Pharmacists are critical in providing safe and accurate education to patients on disease states and medications. Artificial intelligence (AI) has the capacity to generate patient education materials at a rapid rate, potentially saving healthcare resources. However, overall accuracy and comfort with these materials by pharmacists need to be assessed.
The purpose of this study was to assess the accuracy, readability, and likelihood of using AI-generated patient education materials for ten common medications and disease states.
AI (Chat Generative Pre-Trained Transformer [ChatGPT] v3.5) was used to create patient education materials for the following medications or disease states: apixaban, Continuous Glucose Monitoring (CGM), the Dietary Approaches to Stop Hypertension (DASH) Diet, enoxaparin, hypertension, hypoglycemia, myocardial infarction, naloxone, semaglutide, and warfarin. The following prompt, “Write a patient education material for…” with these medications or disease states being at the end of the prompt, was entered into the ChatGPT (OpenAI, San Francisco, CA) software. A similar prompt, “Write a patient education material for…at a 6th-grade reading level or lower” using the same medications and disease states, was then completed. Ten clinical pharmacists were asked to review and assess the time it took them to review each educational material, make clinical and grammatical edits, their confidence in the clinical accuracy of the materials, and the likelihood that they would use them with their patients. These education materials were assessed for readability using the Flesh-Kincaid readability score.

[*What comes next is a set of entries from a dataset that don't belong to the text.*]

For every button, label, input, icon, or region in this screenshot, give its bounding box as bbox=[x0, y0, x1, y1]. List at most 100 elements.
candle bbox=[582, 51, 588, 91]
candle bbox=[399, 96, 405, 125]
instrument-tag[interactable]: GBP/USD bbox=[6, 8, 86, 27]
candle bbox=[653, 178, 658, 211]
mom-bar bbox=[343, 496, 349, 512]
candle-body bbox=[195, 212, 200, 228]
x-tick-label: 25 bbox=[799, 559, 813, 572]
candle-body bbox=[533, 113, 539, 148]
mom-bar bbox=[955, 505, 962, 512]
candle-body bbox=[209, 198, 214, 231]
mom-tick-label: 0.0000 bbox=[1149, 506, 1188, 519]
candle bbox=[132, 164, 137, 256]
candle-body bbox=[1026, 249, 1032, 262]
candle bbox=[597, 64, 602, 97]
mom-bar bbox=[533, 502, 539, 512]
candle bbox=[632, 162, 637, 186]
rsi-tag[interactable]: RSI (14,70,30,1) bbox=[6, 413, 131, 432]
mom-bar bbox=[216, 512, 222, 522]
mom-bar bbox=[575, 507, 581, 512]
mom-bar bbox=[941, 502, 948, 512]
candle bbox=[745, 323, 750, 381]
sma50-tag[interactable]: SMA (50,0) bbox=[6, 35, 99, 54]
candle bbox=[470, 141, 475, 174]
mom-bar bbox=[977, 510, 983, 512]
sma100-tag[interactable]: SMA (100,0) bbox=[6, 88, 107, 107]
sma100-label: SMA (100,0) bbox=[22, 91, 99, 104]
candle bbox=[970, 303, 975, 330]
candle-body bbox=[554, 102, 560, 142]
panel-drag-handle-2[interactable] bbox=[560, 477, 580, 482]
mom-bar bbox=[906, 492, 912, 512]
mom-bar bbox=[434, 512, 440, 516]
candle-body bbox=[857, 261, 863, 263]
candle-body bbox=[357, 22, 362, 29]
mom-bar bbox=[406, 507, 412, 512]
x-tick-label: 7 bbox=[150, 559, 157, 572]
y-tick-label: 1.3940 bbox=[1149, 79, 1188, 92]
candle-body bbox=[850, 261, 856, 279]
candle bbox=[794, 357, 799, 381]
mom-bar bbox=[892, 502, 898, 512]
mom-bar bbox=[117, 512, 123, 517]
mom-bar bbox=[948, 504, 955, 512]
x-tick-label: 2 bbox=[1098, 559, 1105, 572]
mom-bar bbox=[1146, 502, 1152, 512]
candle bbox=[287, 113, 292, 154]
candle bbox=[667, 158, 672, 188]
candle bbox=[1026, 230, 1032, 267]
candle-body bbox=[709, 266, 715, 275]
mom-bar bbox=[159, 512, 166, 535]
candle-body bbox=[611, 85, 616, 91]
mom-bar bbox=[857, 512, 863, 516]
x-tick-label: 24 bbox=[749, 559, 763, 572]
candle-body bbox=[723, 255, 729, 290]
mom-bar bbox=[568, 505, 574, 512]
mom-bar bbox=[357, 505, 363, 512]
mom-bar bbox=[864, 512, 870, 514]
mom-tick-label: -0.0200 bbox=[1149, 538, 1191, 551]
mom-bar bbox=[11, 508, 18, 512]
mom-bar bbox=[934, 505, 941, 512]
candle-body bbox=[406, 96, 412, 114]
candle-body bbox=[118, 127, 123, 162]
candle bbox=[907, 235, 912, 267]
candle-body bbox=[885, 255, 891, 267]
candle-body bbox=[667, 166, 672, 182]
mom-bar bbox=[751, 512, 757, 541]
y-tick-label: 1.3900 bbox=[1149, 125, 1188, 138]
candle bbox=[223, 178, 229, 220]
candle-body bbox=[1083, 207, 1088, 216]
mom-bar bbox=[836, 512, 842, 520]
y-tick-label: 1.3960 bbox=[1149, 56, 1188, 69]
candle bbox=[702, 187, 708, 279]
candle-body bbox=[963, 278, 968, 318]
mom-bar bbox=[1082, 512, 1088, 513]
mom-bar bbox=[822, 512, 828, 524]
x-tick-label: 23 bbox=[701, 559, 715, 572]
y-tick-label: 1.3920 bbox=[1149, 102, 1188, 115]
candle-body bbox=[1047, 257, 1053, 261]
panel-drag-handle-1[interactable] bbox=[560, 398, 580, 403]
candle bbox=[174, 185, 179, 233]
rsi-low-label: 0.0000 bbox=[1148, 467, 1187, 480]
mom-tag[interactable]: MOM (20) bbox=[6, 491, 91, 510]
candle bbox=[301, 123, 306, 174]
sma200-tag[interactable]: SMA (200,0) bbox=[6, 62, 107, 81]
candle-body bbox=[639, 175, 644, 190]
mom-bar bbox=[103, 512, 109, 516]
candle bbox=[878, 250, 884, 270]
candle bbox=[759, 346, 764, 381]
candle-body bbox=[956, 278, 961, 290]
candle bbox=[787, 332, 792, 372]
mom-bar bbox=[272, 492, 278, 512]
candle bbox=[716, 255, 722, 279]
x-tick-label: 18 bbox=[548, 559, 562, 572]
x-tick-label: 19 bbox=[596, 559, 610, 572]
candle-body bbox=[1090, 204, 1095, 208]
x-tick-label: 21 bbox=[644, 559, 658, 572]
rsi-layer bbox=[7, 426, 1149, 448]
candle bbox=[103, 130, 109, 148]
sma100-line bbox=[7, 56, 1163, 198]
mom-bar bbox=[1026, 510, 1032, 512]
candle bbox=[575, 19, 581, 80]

A total of 8 pharmacists completed both sets of reviews for a total of 16 patient education materials assessed. There was no statistical difference in any pharmacist assessment completed between the two prompts. The overall confidence in accuracy was fair, and the overall readability score of the AI-generated materials decreased from 11.65 to 5.87 after reviewing the 6th-grade prompt (p < .001).
AI-generated patient education materials show promise in clinical practice, however further validation of their clinical accuracy continues to be a burden. It is important to ensure that overall readability for patient education materials is at an appropriate level to increase the likelihood of patient understanding.